Jon Stewart returned Monday night as host of “The Daily Show,” the Comedy Central satire he turned into a cultural force before leaving in August 2015. It was the start of a plan, announced in January, which will bring Stewart back to the Monday show until the presidential election. He will also serve as executive producer.
“Why am I back?” he said. “I have committed a lot of crimes. From what I understand, talk show hosts get immunity. It doesn’t make much sense, but it needs to be discussed with the founders.”
Stewart’s first night back found him grayer — at one point he used his own shriveled face as a prop in a joke about the ages of presidential candidates. But it was otherwise in classic form.
Opening with “Now Where Was I,” Stewart mixed absurdist, often self-deprecating jokes with righteous indignation as he launched the 2024 edition of one of the series’ iconic franchises, its cover electoral “Indecision”. Proposed titles, he said, include “Indecision 2024: American Democracy”; “Indecision 2024: Electile dysfunction”; and “Indecision 2024: Antiques Roadshow”. He discussed, from his familiar left-wing perspective, the Super Bowl and the Taylor Swift conspiracy theories surrounding it.
“It’s almost as if the right’s ridiculous obsession with politicizing every aspect of American life is ruining everything,” he said.
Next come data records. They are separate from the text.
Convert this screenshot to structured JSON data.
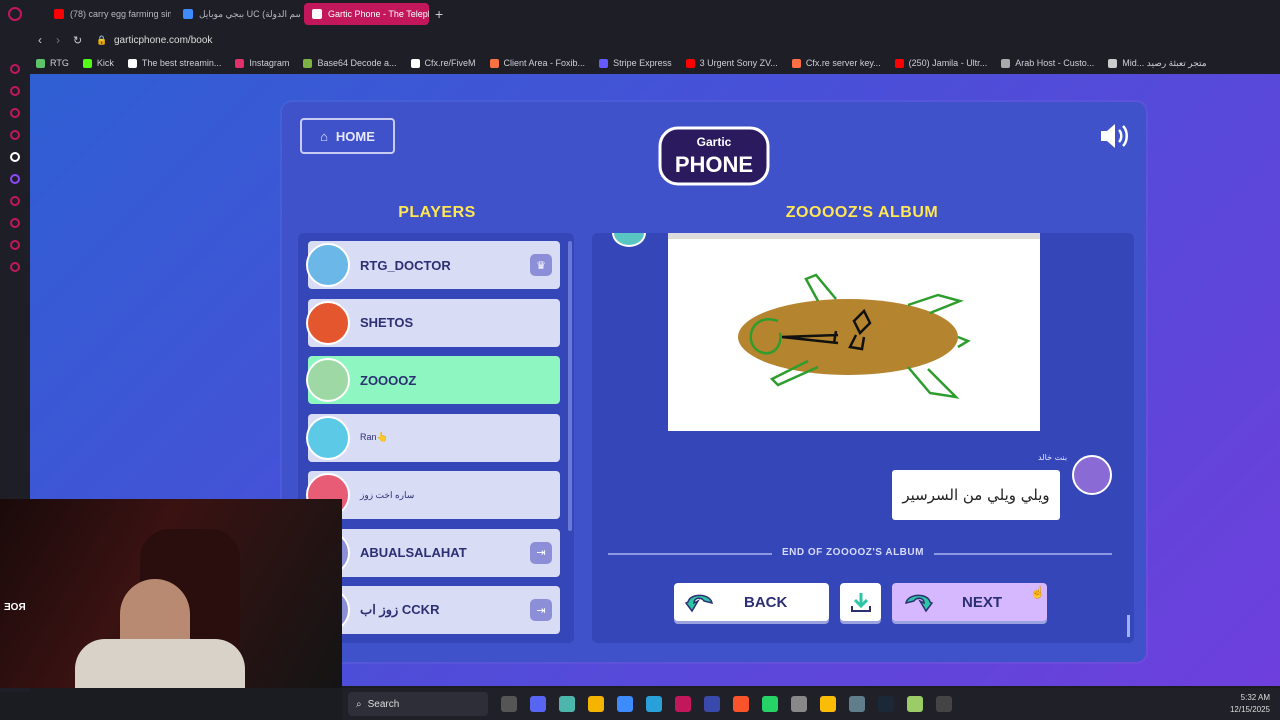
{
  "browser": {
    "tabs": [
      {
        "title": "(78) carry egg farming sim",
        "color": "#ff0000"
      },
      {
        "title": "ببجي موبايل UC (اسم الدولة",
        "color": "#3d8bfd"
      },
      {
        "title": "Gartic Phone - The Telepho",
        "color": "#ffffff",
        "active": true
      }
    ],
    "url": "garticphone.com/book",
    "bookmarks": [
      {
        "label": "RTG",
        "color": "#5ec46a"
      },
      {
        "label": "Kick",
        "color": "#53fc18"
      },
      {
        "label": "The best streamin...",
        "color": "#ffffff"
      },
      {
        "label": "Instagram",
        "color": "#e1306c"
      },
      {
        "label": "Base64 Decode a...",
        "color": "#7cb342"
      },
      {
        "label": "Cfx.re/FiveM",
        "color": "#ffffff"
      },
      {
        "label": "Client Area - Foxib...",
        "color": "#ff7043"
      },
      {
        "label": "Stripe Express",
        "color": "#635bff"
      },
      {
        "label": "3 Urgent Sony ZV...",
        "color": "#ff0000"
      },
      {
        "label": "Cfx.re server key...",
        "color": "#ff7043"
      },
      {
        "label": "(250) Jamila - Ultr...",
        "color": "#ff0000"
      },
      {
        "label": "Arab Host - Custo...",
        "color": "#aaaaaa"
      },
      {
        "label": "Mid... متجر تعبئة رصيد",
        "color": "#cccccc"
      }
    ]
  },
  "game": {
    "home_label": "HOME",
    "logo_top": "Gartic",
    "logo_bottom": "PHONE",
    "players_heading": "PLAYERS",
    "album_heading": "ZOOOOZ'S ALBUM",
    "players": [
      {
        "name": "RTG_DOCTOR",
        "avatar_color": "#6ab7e8",
        "badge": "crown-icon",
        "selected": false
      },
      {
        "name": "SHETOS",
        "avatar_color": "#e4572e",
        "selected": false
      },
      {
        "name": "ZOOOOZ",
        "avatar_color": "#9ed8a4",
        "selected": true
      },
      {
        "name": "Ran👆",
        "avatar_color": "#5cc9e6",
        "selected": false,
        "small": true
      },
      {
        "name": "ساره اخت زوز",
        "avatar_color": "#e85d75",
        "selected": false,
        "small": true
      },
      {
        "name": "ABUALSALAHAT",
        "avatar_color": "#8b8fd8",
        "badge": "exit-icon",
        "selected": false
      },
      {
        "name": "زوز اب CCKR",
        "avatar_color": "#8b8fd8",
        "badge": "exit-icon",
        "selected": false
      }
    ],
    "caption_author": "بنت خالد",
    "caption_text": "ويلي ويلي من السرسير",
    "end_text": "END OF ZOOOOZ'S ALBUM",
    "back_label": "BACK",
    "next_label": "NEXT"
  },
  "webcam": {
    "overlay_text": "ƎOЯ"
  },
  "taskbar": {
    "search_placeholder": "Search",
    "time": "5:32 AM",
    "date": "12/15/2025"
  }
}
He later anchored a bit that found the show’s correspondents Ronny Chieng, Desi Lydic, Michael Kosta and Dulce Sloan reporting from the same restaurant, a goof on the trope of campaign coverage. They and Jordan Klepper, who has done some office work, will take turns hosting the show Tuesday through Thursday. The guest was Zanny Minton Beddoes, editor of The Economist.
“The Daily Show” released its opening segment on its YouTube feed just before it aired on Comedy Central.
In a sense, Stewart is the latest in a line of celebrity replacements who have hosted “The Daily Show” since Trevor Noah’s departure in December 2022. Of course, Stewart is the person who, for more than 16 years as host, transformed “The Daily Show”. Daily Show” in the most vital and influential late-night program.
A pop culture snark fest led by its original host, Craig Kilborn, “The Daily Show” became a topical satire after Stewart took over in 1999, and it became a news source for part of its audience, although Stewart maintained that its main aim was to entertain, not to inform. It was also a prolific talent incubator: alumni, including Stephen Colbert, John Oliver, Samantha Bee and Hasan Minhaj, went on to host their own shows. Others, like Steve Carell, Ed Helms and Jessica Williams, have found success in Hollywood.
Another former “Daily Show” correspondent, Noah, succeeded Stewart as host. But the show’s ratings and awareness have declined, part of a general decline in the cultural relevance of late-night shows in the streaming era. At the same time, Stewart’s professional efforts after the “Daily Show” were lackluster. A deal to develop an animated current affairs show for HBO went nowhere, and his talk show for Apple TV+, “The Problem With Jon Stewart,” ended last year after 20 episodes when Stewart and Apple executives disagreed over the creative direction of the series.
There was perhaps a subtle reference to Stewart’s previous work on “The Daily Show” Monday night. “We’re going to have so much to talk about this year,” he said. “The elections, we will perhaps talk about China, AI, something a little lighter, Israel-Palestine.” Artificial intelligence and China are two of the topics that have created friction on “The Problem.”
“The Problem” never had much success, aside from generating a few viral interview clips and receiving an Emmy nomination last year for outstanding variety talk series. Ironically, this award went to “The Daily Show,” the only time the Noah version won. Stewart’s “Daily Show” won the award for outstanding variety series 10 times in a row, from 2003 to 2012.
In an interview on “CBS Mornings” Monday, Stewart said he was returning to the “Daily Show” because he wanted a platform during the election.
“I really wanted to have some sort of place to vent my thoughts going into this election season, and I thought I was going to do it on, as they call it, Apple TV+,” he said . However, he added, “they thought they didn’t want me to say things that might get me in trouble.”
He continued: “I just wondered: Who better to comment on this election than someone who really understands two aging men who are past their prime?